A grocery store that has served a Florida community for more than four decades is on the brink of closure because of tariffs, according to the owner, who voted for President Trump in 2024.
John Wong, who co-founded Wong Kai Imports with his two brothers after the family immigrated to the US from Hong Kong, told NPR that Trump’s tariffs have forced him to raise prices on goods by as much as 35%.
He said his immigrant family, which managed to make a living and thrive in its adopted country by starting a successful business in the coastal town of Bradenton, Fla., near Tampa is facing an uncertain future.
“Is that American dream? I don’t think so,” Wong lamented.
Wong, who voted for Trump because he thought that lead to lower prices, said he has had customers begging him not to close his supermarket, which imports authentic Asian cooking essentials.
“I talked to a lot of customers. They told me, ‘Mr. Wong, don’t close,’” the businessman told NPR.
“I said, ‘I’ll try, but it’s hard.’”
The Post could not immediately reach Wong for comment.
A White House spokesperson defended Trump’s tariff policies.
“The Administration has consistently maintained that the cost of tariffs will ultimately be paid by the foreign exporters who rely on access to the American economy, the world’s biggest and best consumer market,” a White House spokesperson told The Post on Monday.
“As tariffs secure new trade deals and trillions in investments to make and hire in America, the Administration is simultaneously implementing a pro-growth agenda of tax cuts, deregulation, and energy abundance for big and small businesses alike to thrive again as they did during President Trump’s first term.”
Last week, the Trump administration announced it would eliminate tariffs on coffee, bananas, other food imports and select textile products from four Latin American countries in a bid to lower prices for American consumers.
But Wong’s products come from other parts of the world — like China, the Philippines, Thailand and Vietnam — and the grocer says he has had trouble keeping prices down in the face of levies on those countries.
“All the suppliers, they’re going up 35% across the board. And what are you going to do? I mean, nothing we can do,” he told NPR.
The cost of a popular brand of sauce for spicy mapo-style tofu doubled over the past year, Wong said.
“It came in at $2.75 last year … then it went up to $3.95 … yesterday it came in at $5,” he was quoted as saying. “I mean, it doesn’t make any sense.”
Some of Wong’s frequent customers lamented the prospect of the grocery store’s closure.
Marilyn McKibben told NPR that she shops at the store for everything from sampalok, rice and vegetables — ingredients that she uses to cook Filipino soup sinigang.
“It’s very convenient on me, you know? That’s why I’m so sad,” she told NPR.

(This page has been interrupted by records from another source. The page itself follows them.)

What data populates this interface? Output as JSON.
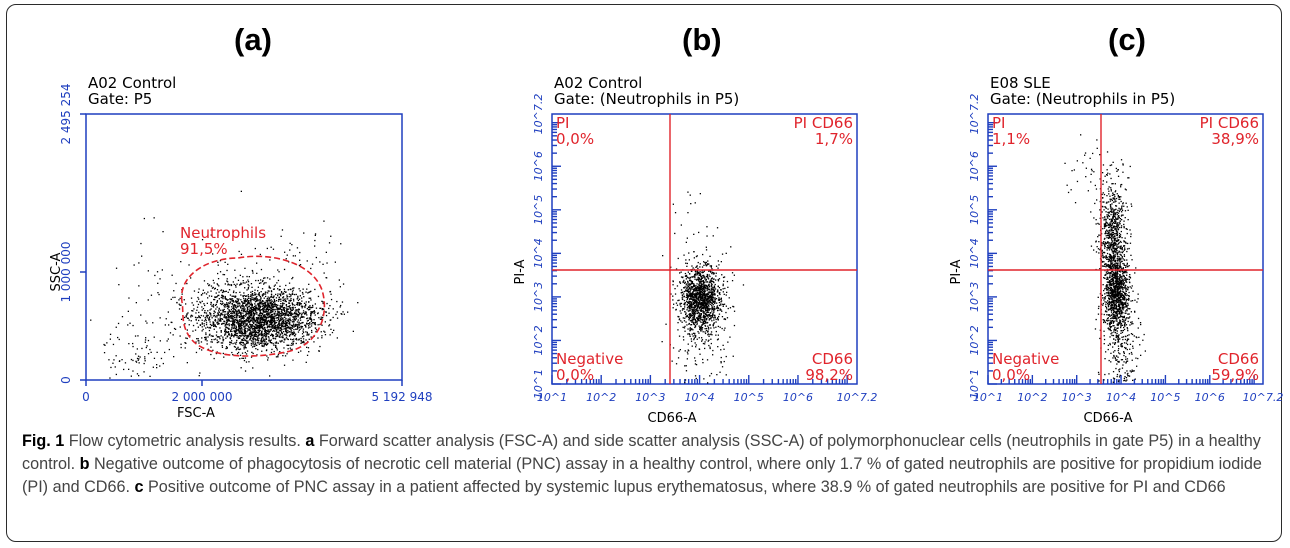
{
  "panel_labels": [
    "(a)",
    "(b)",
    "(c)"
  ],
  "chart_data": [
    {
      "type": "scatter",
      "title": "A02 Control",
      "subtitle": "Gate: P5",
      "xlabel": "FSC-A",
      "ylabel": "SSC-A",
      "x_ticks": [
        "0",
        "2 000 000",
        "5 192 948"
      ],
      "y_ticks": [
        "0",
        "1 000 000",
        "2 495 254"
      ],
      "xlim": [
        0,
        5192948
      ],
      "ylim": [
        0,
        2495254
      ],
      "gate": {
        "name": "Neutrophils",
        "percent": "91,5%"
      },
      "colors": {
        "points": "#000000",
        "gate": "#e0242c",
        "axes": "#1f3fbf",
        "text": "#000000"
      }
    },
    {
      "type": "scatter",
      "title": "A02 Control",
      "subtitle": "Gate: (Neutrophils in P5)",
      "xlabel": "CD66-A",
      "ylabel": "PI-A",
      "x_ticks": [
        "10^1",
        "10^2",
        "10^3",
        "10^4",
        "10^5",
        "10^6",
        "10^7.2"
      ],
      "y_ticks": [
        "10^1",
        "10^2",
        "10^3",
        "10^4",
        "10^5",
        "10^6",
        "10^7.2"
      ],
      "scale": "log",
      "quadrants": [
        {
          "name": "PI",
          "percent": "0,0%",
          "position": "top-left"
        },
        {
          "name": "PI CD66",
          "percent": "1,7%",
          "position": "top-right"
        },
        {
          "name": "Negative",
          "percent": "0,0%",
          "position": "bottom-left"
        },
        {
          "name": "CD66",
          "percent": "98,2%",
          "position": "bottom-right"
        }
      ]
    },
    {
      "type": "scatter",
      "title": "E08 SLE",
      "subtitle": "Gate: (Neutrophils in P5)",
      "xlabel": "CD66-A",
      "ylabel": "PI-A",
      "x_ticks": [
        "10^1",
        "10^2",
        "10^3",
        "10^4",
        "10^5",
        "10^6",
        "10^7.2"
      ],
      "y_ticks": [
        "10^1",
        "10^2",
        "10^3",
        "10^4",
        "10^5",
        "10^6",
        "10^7.2"
      ],
      "scale": "log",
      "quadrants": [
        {
          "name": "PI",
          "percent": "1,1%",
          "position": "top-left"
        },
        {
          "name": "PI CD66",
          "percent": "38,9%",
          "position": "top-right"
        },
        {
          "name": "Negative",
          "percent": "0,0%",
          "position": "bottom-left"
        },
        {
          "name": "CD66",
          "percent": "59,9%",
          "position": "bottom-right"
        }
      ]
    }
  ],
  "caption": {
    "fig_label": "Fig. 1",
    "title": "Flow cytometric analysis results.",
    "a_label": "a",
    "a_text": "Forward scatter analysis (FSC-A) and side scatter analysis (SSC-A) of polymorphonuclear cells (neutrophils in gate P5) in a healthy control.",
    "b_label": "b",
    "b_text": "Negative outcome of phagocytosis of necrotic cell material (PNC) assay in a healthy control, where only 1.7 % of gated neutrophils are positive for propidium iodide (PI) and CD66.",
    "c_label": "c",
    "c_text": "Positive outcome of PNC assay in a patient affected by systemic lupus erythematosus, where 38.9 % of gated neutrophils are positive for PI and CD66"
  }
}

This year has seen the Trump administration dramatically expanded its tariff regime, impacting key Asian trading partners and adding new layers of duties that pushed up import costs for retailers like Wong.
After months of fluctuations, US tariffs on certain Chinese products stand around 45%. That’s after Trump recently lowered a specific levy tied to the US fight against Chinese fentanyl.
Vietnamese goods are currently subject to a 20% reciprocal levy, though certain products would qualify for a zero-tariff rate under a new framework agreement the two countries are finalizing.
As part of that deal, Vietnam has agreed to eliminate tariffs on more than 99% of US exports.
Thailand faces a similar structure, with a 19% reciprocal tariff in place and limited exemptions for select imports.
Bangkok has committed to phasing out tariffs on 99% of American goods as the Trump administration has moved to reduce or cut its current 19% levy on Thai goods.
Imports from the Philippines are subject to a 19% reciprocal tariff, too.